What I Implemented Myself / What I Asked AI For

This is AI-collaborative development, so for transparency I write out the split.

Area	Detail
My decisions / implementation	Adopting the BFF structure, the `u`/`d`/`a` order, the raw-JSON-return policy, choosing per-word segments, concrete-value asserts in fixtures, checking the official manual, curl verification
Asked AI for	The POST handler skeleton, `fetch` / `FormData` boilerplate, a first-draft mapper example, examples of how to write the tests
Fixed on AI's pointer	`result` → `results[0]`, `Authorization` header → `u` field, a weak `.map()`-only test → concrete-value asserts

AI provided boilerplate examples, but the rewrites to match the official spec, the verification, and the fixes were all mine.

Wrapping Up

This was my record of calling AmiVoice's synchronous HTTP API through a Next.js BFF. The takeaways:

Keep the API key out of the browser. Use a BFF that relays through Next.js API Routes.
For synchronous HTTP, auth is the u field, the audio a is the final part, and WebM/Opus lets you omit c.
Reshape the raw JSON with a pure-function mapper, and test it with a fixture of real curl data + concrete-value asserts.
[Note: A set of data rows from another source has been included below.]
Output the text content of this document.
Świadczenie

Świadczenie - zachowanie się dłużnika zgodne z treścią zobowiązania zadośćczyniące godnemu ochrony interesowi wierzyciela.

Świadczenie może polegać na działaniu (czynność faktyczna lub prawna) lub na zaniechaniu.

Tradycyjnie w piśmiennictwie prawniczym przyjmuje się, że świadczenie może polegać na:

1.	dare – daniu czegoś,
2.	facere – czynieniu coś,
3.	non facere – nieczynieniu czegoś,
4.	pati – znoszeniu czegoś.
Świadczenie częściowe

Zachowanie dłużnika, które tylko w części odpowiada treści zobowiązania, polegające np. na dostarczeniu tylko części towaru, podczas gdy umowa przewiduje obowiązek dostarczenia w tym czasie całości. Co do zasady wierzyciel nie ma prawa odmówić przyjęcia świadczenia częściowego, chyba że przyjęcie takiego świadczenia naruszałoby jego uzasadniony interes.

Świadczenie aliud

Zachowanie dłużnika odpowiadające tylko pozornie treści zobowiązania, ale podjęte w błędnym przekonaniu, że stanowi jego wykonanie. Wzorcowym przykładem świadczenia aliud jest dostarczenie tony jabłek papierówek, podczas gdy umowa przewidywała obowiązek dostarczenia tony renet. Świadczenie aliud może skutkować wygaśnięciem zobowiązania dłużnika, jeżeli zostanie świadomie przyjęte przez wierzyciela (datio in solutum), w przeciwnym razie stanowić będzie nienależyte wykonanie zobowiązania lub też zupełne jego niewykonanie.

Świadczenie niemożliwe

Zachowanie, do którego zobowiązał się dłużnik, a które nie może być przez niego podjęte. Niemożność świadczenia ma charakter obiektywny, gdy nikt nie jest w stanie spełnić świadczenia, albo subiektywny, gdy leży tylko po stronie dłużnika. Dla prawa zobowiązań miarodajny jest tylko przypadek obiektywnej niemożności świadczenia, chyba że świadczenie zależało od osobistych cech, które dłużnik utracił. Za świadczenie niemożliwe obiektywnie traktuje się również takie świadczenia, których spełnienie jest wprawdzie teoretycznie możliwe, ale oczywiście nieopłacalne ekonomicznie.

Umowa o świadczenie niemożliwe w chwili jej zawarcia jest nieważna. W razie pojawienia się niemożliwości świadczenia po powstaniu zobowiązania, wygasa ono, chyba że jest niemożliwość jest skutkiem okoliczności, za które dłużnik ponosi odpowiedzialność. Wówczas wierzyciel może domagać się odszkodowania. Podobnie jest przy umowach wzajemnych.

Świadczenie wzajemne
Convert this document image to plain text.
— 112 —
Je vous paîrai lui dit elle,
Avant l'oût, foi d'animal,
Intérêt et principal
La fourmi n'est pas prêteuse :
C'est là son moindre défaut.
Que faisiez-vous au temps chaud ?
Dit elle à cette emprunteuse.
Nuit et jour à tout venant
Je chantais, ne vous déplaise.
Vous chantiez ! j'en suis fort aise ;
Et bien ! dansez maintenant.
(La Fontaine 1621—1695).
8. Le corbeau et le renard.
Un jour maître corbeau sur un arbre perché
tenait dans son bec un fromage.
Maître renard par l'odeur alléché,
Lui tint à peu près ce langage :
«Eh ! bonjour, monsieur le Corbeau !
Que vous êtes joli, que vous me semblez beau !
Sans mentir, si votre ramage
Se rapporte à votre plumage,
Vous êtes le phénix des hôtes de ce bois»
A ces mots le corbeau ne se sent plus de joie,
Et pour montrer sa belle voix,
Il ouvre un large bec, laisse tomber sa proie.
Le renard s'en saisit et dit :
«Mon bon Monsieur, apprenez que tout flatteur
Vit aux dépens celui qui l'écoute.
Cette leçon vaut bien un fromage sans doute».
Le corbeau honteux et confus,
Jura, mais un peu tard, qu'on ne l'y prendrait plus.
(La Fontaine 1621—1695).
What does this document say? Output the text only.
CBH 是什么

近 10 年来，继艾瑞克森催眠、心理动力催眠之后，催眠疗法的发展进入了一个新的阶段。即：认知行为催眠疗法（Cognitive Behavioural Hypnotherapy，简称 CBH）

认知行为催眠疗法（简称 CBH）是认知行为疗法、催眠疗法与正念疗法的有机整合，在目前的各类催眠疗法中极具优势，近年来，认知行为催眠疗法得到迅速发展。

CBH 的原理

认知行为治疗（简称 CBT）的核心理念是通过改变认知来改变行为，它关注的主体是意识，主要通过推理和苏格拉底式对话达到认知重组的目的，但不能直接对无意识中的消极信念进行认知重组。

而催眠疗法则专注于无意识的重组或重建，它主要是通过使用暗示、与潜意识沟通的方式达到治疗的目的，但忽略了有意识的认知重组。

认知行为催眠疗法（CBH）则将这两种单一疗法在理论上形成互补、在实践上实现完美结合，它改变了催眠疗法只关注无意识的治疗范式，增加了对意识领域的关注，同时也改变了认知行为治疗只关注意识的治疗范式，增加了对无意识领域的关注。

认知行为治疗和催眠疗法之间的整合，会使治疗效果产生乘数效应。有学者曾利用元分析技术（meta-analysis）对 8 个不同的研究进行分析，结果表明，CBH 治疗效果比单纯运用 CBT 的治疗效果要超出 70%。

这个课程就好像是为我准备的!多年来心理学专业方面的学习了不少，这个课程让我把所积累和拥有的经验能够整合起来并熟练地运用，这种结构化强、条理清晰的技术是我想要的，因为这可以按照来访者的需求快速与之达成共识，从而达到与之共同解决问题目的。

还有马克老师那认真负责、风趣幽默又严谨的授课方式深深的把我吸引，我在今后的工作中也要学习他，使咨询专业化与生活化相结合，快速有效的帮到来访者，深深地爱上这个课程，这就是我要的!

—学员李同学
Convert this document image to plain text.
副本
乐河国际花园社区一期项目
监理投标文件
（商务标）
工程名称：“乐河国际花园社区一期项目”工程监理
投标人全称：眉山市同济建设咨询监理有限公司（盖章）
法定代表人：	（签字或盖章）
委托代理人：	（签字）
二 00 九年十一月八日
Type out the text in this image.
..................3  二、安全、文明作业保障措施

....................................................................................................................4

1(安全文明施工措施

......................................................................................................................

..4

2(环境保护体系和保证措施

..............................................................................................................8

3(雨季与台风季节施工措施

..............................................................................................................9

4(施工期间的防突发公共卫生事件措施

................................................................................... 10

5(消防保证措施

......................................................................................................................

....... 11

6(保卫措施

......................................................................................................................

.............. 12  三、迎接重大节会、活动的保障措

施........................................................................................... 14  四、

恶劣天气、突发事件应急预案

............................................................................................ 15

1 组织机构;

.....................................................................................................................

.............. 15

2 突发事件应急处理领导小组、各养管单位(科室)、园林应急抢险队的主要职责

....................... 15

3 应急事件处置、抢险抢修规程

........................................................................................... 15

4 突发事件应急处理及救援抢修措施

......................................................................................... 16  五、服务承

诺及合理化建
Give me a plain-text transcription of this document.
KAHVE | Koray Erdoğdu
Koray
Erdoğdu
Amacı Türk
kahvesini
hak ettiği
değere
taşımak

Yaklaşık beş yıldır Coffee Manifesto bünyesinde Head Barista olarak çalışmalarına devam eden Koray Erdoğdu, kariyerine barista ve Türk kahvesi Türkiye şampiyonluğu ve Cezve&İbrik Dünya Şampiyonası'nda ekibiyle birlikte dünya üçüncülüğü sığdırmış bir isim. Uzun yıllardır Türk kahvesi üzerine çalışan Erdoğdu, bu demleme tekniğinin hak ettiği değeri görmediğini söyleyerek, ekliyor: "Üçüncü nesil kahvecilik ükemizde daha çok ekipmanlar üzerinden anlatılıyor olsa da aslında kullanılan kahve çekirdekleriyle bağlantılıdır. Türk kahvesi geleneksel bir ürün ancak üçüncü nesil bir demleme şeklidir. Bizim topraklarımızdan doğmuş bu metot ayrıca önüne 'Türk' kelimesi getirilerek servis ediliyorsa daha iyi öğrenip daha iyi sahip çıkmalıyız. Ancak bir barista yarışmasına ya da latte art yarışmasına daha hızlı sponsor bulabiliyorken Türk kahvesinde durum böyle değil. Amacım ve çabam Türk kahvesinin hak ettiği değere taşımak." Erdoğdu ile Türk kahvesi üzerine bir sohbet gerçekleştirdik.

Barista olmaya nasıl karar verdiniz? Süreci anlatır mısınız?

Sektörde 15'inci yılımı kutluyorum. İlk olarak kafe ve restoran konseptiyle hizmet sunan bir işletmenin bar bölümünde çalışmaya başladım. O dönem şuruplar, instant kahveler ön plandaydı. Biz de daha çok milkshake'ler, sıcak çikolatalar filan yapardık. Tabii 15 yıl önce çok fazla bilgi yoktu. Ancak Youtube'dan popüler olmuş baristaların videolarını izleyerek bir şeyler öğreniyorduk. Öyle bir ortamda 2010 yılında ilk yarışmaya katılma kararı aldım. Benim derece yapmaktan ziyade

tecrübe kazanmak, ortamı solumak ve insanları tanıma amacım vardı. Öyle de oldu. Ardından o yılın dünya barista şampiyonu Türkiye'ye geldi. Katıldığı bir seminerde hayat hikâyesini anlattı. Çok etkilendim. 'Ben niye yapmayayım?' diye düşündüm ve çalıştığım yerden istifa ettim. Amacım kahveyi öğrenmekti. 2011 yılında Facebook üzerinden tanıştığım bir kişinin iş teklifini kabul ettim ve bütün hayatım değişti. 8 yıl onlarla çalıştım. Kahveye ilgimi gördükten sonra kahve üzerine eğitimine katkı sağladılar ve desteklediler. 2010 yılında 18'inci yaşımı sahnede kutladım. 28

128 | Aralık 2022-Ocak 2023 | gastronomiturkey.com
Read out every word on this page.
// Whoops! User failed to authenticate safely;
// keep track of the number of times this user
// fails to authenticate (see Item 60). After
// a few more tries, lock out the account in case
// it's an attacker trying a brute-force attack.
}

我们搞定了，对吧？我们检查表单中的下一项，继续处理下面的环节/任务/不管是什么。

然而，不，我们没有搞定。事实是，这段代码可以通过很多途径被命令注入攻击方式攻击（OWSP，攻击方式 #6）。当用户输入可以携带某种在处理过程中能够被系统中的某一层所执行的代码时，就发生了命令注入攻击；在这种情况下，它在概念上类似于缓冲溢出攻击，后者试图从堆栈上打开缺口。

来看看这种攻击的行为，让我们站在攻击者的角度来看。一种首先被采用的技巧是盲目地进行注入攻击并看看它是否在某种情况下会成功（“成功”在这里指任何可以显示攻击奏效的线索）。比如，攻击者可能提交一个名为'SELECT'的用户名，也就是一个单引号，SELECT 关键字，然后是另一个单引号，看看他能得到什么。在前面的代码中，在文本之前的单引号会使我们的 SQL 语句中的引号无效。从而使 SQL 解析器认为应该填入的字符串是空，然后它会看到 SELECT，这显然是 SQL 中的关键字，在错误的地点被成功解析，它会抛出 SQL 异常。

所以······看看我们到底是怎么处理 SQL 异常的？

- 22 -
Most of my stumbles were ones I could have prevented by looking at the raw response first. When working with an external API, hit it once with curl and look at the raw JSON with your own eyes before implementing — that order turned out to be the fastest.

The detailed development log is in the repository's LEARNING_LOG_Phase1_Step3.md.

📦 https://github.com/uya0526-design/reading-speed-meter

Next time I cover the "two-stage" design that hands the recognized result (settled facts) to Claude Haiku to generate one-line feedback → satellite #2, "Claude Haiku coaching design and the prompt swamp" (https://dev.to/uya0526design/dont-let-claude-haiku-do-the-math-a-two-stage-read-aloud-coach-design-and-the-prompt-swamp-2ihc).

This article is part of my public learning journey using AI tools (Claude / Cursor). The design, tech selection, and implementation decisions are mine, and the code is verified with Vitest. I collaborate with AI on the article's structure, outline, and draft prose, and I review and revise every line before publishing.